TIFF08: 35 shots of rum in honor of changing the world

TIFF08: 35 shots of rum in honor of changing the world
Daniel Kasman

35 Rhums

Above: Mati Diop (left) and Alex Descas (right) play daughter and father in Claire Denis' new film.

Let us get the Ozu out of the way: 35 Rhums starts with Late Spring’s playbook, where a widowed father (Alex Descas) is living with deep affection with his marriageable daughter (Mati Diop) at a point in both their lives where each should move on. And there are many trains, and a great deal of rice. Now, perhaps, we can get to Claire Denis’ new film, a step in a safer direction than the nearly off-the-map splendors she charted with L’Intrus.

While the extremity of L’Intrus’ elliptical flow pushed the film’s form in a particularly challenging direction, 35 Rhums’ tighter plot and tidier focus on a small family and their small group of friends is no less fluid. Around the father and daughter drift loved ones living in the same building (Grégoire Colin pining for the daughter, Nicole Dogue for her father), some of the students around the young girl’s life, and some of the train workers around that of her father. Like all of Denis’ films at least since 1994’s U.S. Gone Home, her gliding, off-hand impressionism weighs and considers the importance of character sensibilities and the flow of connection and disconnection between cross-cultural consciousnesses. In other words, instead of capturing what one person sees or feels, a Denis film like 35 Rhums has what one person seems to experience flows almost imperceptibly into the experience of another.

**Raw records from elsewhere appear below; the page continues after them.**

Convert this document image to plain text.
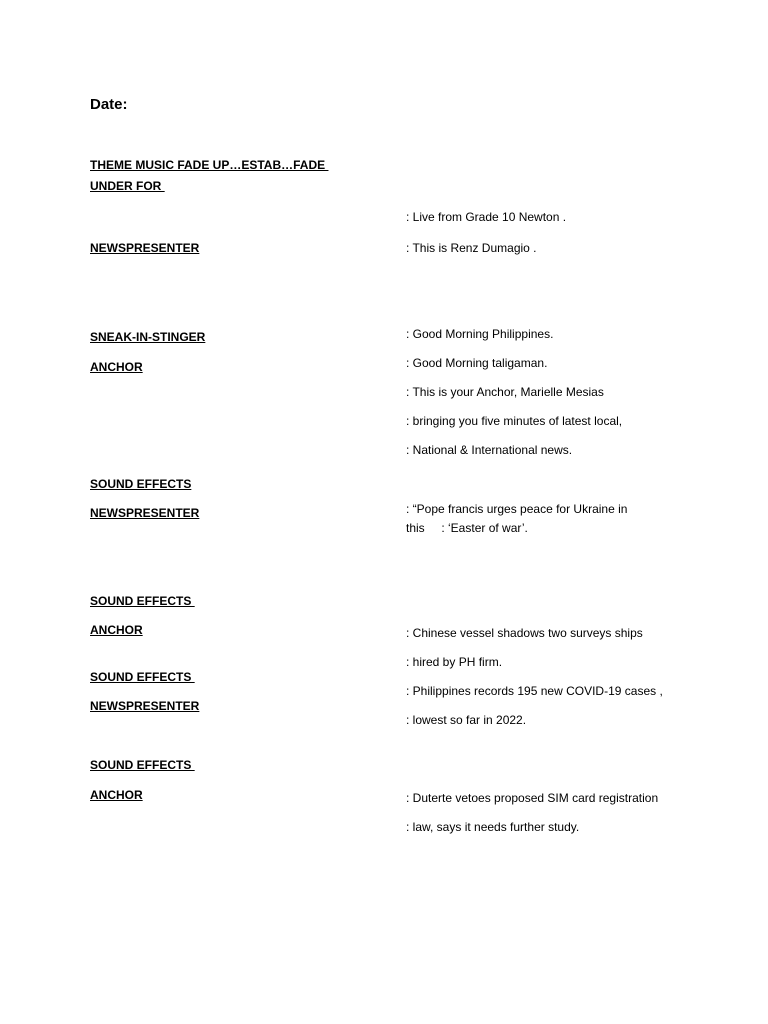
Date:
THEME MUSIC FADE UP…ESTAB…FADE
UNDER FOR
NEWSPRESENTER
SNEAK-IN-STINGER
ANCHOR
SOUND EFFECTS
NEWSPRESENTER
SOUND EFFECTS
ANCHOR
SOUND EFFECTS
NEWSPRESENTER
SOUND EFFECTS
ANCHOR
: Live from Grade 10 Newton .
: This is Renz Dumagio .
: Good Morning Philippines.
: Good Morning taligaman.
: This is your Anchor, Marielle Mesias
: bringing you five minutes of latest local,
: National & International news.
: “Pope francis urges peace for Ukraine in
this     : ‘Easter of war’.
: Chinese vessel shadows two surveys ships
: hired by PH firm.
: Philippines records 195 new COVID-19 cases ,
: lowest so far in 2022.
: Duterte vetoes proposed SIM card registration
: law, says it needs further study.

With such a technique and such an interest, weight in the film is removed, as 35 Rhums (shot by the great Agnès Godard, edited by Guy Lecorne) moves gracefully from person to person. The continuous, criss-crossing train motif is appropriate, as both the family’s friendly apartment complex and their subordinate communities of school and work are environments of circulation of bodies, sights, and ideas. Not all connect; one only has to look back at Denis’ filmography to see how such a impressionism is used to express alienation, and student protesters, a depressed retiree, and one particular long, unrequited love in 35 Rhums makes sure that flow does not necessarily mean equilibrium, equality, and tranquility. Yet the film is the most grounded, most bourgeois of any Denis has produced in a while, with its singular emphasis on the desires and integrity of a small, real family, and that of the equally small adopted family outside (Colin and Dogue), whining to get in. If Denis’ push towards minimalism in her run of films from 1999 until 35 Rhums made anything stunningly obvious, it was just how expressive and perceptive films could be while paying nominal attention to explicit plotting and narrative clarity. 35 Rhums is a bit different, as its story holds on more than usual to traditional lines of character and action, but Denis’ sensibility transforms it from an obvious revision of the Late Spring paradigm to something else entirely.

Could one make a smaller film than Ozu? Denis clearly thinks so. If Ozu’s rigid, extraordinary formalism of composition, gesture, and montage creates a metaphysics of flow and transience, Claire Denis’ film is flow, the immediate sensation and not the orchestration to create it. Everything is in passing, is in movement, but in being so is all the more powerful: Alex Descas’ weighty, three-dimensional presence that helps bring the film down to the realm of the physical; Colin’s hopeful but menacing views of the hallway leading to two apartment doors, one lit up (and presumably that of the father and daugher’s place), the other dead; everyone’s clothing, so attuned to habit and self-reliance, so comfortably and regularly worn; and of course the film’s centerpiece, a spontaneous party of the four proto/partial/quasi family members in a closed bar during a rain storm after a breakdown.

This masterful scene’s series of looks and touches, of desire and affection all expressed but all unresolved because everyone feels so strongly about themselves and their own situation, carries the sensual, emotional impact that Denis sustains in an undertone throughout, seen in Diop’s affectionate smiles, Descas’ stony, thoughtful silences, the small curl in the front of Nicole Dogue’s short hair, and Colin’s natural look of zealous unreliability. With so much observation and so much interiority, we wait for the characters to stop holding back to watch and instead take a direct plunge into the flow Denis shows them to be a part of. In fact, this may very well be the reason why there are some unexpected references to protests and Third World debtors in the film: in a world where everyone shares a degree of the same space and sensation, but keeps their thoughts and impressions to themselves, only activism can really change things, even if that agency is expressed simply through the result of a young woman finally deciding to get married.